Als ich im Sommer die Einladung vom chinesischen Außenministerium bekam, an einer Reise von Journalisten und Publizisten durch Xinjiang teilzunehmen, war ich begeistert. Denn ich kenne zwar viele Teile Chinas und bin auch schon durch Tibet gereist, hatte bislang aber nie Gelegenheit, selbst nach Xinjiang zu kommen. Dabei können Bürger der meisten EU-Länder China und damit auch Xinjiang 30 Tage visumsfrei besuchen.
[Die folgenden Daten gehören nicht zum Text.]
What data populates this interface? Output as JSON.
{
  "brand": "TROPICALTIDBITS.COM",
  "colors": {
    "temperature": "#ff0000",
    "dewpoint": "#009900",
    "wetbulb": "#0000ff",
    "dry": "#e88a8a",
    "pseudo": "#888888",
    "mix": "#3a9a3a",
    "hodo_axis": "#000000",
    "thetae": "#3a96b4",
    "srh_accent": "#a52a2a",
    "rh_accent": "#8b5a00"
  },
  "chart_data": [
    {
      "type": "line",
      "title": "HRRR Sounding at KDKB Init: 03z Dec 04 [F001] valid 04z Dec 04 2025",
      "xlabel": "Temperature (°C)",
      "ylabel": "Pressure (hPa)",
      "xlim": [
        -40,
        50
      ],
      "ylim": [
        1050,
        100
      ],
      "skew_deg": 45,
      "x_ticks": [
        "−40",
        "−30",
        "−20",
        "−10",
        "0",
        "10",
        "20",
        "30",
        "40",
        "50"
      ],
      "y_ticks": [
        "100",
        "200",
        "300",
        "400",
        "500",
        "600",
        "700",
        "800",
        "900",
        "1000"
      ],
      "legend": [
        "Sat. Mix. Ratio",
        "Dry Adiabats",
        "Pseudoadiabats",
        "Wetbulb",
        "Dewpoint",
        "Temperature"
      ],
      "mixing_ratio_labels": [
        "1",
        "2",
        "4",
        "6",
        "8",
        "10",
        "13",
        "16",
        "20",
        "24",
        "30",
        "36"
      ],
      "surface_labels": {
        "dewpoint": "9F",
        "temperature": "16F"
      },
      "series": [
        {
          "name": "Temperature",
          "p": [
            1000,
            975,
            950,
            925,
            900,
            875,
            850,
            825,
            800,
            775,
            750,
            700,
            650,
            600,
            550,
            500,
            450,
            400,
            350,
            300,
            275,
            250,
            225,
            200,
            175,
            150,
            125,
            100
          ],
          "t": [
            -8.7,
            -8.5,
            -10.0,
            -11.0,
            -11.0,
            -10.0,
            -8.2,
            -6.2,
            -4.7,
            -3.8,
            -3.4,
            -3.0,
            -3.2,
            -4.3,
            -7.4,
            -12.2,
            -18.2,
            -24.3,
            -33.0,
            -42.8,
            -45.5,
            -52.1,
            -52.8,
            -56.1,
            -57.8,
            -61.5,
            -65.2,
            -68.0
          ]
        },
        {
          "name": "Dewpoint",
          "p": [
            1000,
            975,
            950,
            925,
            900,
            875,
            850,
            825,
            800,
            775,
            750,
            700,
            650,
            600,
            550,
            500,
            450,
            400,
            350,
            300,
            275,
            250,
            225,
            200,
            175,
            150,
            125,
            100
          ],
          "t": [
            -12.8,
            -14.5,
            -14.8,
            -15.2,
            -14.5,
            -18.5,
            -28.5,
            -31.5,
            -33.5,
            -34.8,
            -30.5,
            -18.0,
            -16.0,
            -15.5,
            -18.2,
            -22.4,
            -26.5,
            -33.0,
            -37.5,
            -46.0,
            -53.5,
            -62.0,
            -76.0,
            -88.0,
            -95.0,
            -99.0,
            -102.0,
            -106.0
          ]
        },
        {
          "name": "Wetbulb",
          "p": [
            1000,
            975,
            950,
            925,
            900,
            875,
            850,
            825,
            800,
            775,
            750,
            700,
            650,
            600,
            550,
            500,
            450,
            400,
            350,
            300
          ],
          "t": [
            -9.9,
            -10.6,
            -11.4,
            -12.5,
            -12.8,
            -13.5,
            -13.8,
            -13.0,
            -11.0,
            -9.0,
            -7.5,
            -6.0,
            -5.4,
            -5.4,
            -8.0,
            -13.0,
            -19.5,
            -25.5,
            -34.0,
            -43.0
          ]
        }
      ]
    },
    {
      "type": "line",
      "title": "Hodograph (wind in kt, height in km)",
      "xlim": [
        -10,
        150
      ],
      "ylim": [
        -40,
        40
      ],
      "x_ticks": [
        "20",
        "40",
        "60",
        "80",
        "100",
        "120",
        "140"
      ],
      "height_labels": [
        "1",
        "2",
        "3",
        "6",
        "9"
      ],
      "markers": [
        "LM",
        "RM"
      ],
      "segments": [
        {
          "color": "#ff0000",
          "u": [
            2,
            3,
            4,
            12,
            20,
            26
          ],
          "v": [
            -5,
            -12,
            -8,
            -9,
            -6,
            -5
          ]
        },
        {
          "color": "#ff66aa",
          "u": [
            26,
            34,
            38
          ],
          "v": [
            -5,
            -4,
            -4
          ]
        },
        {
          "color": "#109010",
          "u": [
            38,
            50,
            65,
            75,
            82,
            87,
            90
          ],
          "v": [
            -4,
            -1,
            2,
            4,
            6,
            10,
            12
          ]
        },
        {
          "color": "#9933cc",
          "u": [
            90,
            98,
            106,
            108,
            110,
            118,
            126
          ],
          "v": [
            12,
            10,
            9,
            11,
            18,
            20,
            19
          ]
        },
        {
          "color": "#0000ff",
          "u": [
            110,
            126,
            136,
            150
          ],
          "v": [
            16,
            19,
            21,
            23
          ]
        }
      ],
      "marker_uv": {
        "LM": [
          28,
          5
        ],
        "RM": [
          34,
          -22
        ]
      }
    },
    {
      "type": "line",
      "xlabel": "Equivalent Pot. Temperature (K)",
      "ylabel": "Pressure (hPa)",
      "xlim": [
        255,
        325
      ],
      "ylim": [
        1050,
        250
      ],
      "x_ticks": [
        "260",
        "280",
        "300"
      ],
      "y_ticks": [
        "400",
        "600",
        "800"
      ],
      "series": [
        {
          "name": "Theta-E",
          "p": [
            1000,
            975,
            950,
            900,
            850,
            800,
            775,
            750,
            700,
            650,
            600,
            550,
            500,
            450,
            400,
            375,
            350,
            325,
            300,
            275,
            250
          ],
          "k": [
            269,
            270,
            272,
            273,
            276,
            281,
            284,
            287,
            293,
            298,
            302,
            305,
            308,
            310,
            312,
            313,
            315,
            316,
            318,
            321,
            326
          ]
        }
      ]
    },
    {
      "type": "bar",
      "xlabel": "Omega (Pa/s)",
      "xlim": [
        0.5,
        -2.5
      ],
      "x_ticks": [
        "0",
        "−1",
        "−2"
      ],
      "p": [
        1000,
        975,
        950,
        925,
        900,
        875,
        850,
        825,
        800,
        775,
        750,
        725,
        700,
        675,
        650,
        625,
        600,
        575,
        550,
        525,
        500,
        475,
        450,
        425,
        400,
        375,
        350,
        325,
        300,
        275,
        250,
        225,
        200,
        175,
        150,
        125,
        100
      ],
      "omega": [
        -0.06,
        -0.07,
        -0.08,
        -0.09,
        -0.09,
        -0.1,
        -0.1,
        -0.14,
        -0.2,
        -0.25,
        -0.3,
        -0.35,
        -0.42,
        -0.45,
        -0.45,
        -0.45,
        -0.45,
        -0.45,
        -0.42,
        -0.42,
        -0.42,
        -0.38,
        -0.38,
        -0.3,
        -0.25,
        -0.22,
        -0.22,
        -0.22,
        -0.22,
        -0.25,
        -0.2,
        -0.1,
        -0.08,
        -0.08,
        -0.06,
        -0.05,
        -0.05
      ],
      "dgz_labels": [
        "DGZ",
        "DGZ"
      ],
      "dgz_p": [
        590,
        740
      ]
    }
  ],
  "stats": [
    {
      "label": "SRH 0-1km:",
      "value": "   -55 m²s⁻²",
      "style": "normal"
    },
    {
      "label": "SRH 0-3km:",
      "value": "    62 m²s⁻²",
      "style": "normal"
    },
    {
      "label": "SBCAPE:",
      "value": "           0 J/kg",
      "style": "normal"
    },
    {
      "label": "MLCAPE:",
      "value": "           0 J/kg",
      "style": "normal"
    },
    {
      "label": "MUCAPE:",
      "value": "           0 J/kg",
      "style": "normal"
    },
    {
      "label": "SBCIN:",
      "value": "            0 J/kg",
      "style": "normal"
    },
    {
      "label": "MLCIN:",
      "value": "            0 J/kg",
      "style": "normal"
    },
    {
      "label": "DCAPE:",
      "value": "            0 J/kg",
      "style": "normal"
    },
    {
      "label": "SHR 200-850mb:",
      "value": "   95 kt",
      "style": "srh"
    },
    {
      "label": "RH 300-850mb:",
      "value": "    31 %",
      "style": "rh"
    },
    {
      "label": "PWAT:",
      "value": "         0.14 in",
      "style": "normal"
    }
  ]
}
Zweifellos verfolgte das chinesische Außenministerium mit dieser Einladung die Absicht, international eine andere, positive Botschaft von der Lage in Xinjiang zu verbreiten. Mir war auch klar, wir würden keine Gefängnisse oder Arbeitslager sehen. Aber einmal sehen ist besser als tausendmal hören oder lesen. Ich wollte selbst einen Eindruck von der Situation in Xinjiang gewinnen. Ich wollte besser verstehen, was dran ist an den Berichten von der brutalen chinesischen Repression gegen die Uiguren. Binsenweisheiten wie: “Wo es Rauch gibt, gibt es auch Feuer!” oder "Die Wahrheit liegt in der Mitte.“ reichten mir nicht zur Beurteilung der Ereignisse der letzten 20 Jahre in Xinjiang und zur Einordnung der Horror-Stories über Xinjiang im Westen.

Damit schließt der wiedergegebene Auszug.